Georgian music was well represented on Saturday. The Black Crowes took the stage
mid-afternoon, with a huge crowd gathered for the band's set, which kicked off with a
gospel-drenched and hard-rocking "Soul Singing." "It's been a long hot day, have you got
any goo?" singer Chris Robinson joked with the crowd, "we have a little, we'll share," he
said in introducing the band's cover of Traffic's "Medicated Goo." The Crowes have been on
what is essentially a greatest hits tour, chock full of classics from the Southern Rock
kings. Early hits such as "Jealous Again" and "Hard To Handle" were swanky and rocked
hard, while "She Talks to Angels" received the acoustic treatment, with lovely mandolin
courtesy of harmony guitarist Jackie Greene. The "Descending/Wiser Time" transition is one
of the most beautiful segues in all of rock, and featured funky keys and a steady
percussive back beat.
The Trey Anastasio Band (TAB) was announced as a replacement for Neil Young & Crazy
Horse. TAB was given a full two-hour set time, and the band took full advantage,
performing a invigorating set to a huge crowd. "Cayman Review" was an upbeat and jazzy
opener that got the crowd moving, with funky horns and lovely vocal harmonies. The TAB
band offers Anastasio the chance to play much of his catalog that he doesn't perform with
his full time band, Phish. He alternated tunes such as the cheesy, ebullient pop tune
"Pigtail" and the schmaltzy ballad "Frost" with classic, Tab/Phish jams such as "Gotta
Jibboo" and "Sand" which featured swells of keyboards mingling with Anastasio's slithery
guitar wail. TAB closed out the set with a cover of Led Zeppelin's "Black Dog,"

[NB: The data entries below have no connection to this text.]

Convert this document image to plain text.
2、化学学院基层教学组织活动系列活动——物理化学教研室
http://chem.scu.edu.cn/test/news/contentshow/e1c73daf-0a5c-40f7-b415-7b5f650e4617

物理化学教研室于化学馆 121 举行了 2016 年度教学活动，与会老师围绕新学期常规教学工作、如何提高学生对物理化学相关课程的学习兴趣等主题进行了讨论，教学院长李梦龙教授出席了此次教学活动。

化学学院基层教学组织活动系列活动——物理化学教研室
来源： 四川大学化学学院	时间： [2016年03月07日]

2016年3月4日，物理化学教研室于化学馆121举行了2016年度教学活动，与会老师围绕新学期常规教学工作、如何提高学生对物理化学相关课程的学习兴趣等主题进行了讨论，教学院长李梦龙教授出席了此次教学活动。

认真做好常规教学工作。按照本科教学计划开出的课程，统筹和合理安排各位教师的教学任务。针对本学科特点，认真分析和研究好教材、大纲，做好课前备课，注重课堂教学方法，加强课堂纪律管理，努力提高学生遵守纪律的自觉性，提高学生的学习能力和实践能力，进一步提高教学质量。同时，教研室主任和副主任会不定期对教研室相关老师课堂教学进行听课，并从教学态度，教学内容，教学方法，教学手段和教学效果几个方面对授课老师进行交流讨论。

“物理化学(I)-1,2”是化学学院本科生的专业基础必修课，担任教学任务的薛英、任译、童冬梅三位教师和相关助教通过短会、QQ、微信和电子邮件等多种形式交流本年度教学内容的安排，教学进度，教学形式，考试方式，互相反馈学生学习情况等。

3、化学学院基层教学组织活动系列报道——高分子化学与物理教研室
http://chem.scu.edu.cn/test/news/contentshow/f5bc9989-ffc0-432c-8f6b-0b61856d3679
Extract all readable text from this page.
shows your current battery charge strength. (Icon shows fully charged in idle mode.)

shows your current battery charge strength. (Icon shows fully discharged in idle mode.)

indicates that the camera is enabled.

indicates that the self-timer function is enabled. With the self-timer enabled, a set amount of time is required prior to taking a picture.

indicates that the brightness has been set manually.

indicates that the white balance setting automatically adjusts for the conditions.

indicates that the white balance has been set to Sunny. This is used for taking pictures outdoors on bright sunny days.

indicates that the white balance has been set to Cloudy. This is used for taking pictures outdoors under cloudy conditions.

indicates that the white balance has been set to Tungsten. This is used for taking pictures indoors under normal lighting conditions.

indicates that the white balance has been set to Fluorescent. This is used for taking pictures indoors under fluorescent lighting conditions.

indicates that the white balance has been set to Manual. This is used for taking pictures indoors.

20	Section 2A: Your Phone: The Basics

which featured vocals from trumpeter/vocalist Jennifer Hartswick, who proved to have a
bellowing and powerful voice.
The jam rock continued with Georgia legends Widespread Panic taking the stage ten
minutes after Anastasio. They were announced as playing with classic rock icon John
Fogerty, but he didn't emerge until the final half-hour of the two-hour set. So Panic
fans got a full set of vintage Panic tunes. Opener "Henry Parsons Died" featured dense
growling keyboards and guitars, while fan-favorite "Pilgrims" put the spotlight on bassist
extraordinaire Dave Schools, who provided a rolling thunder bottom end.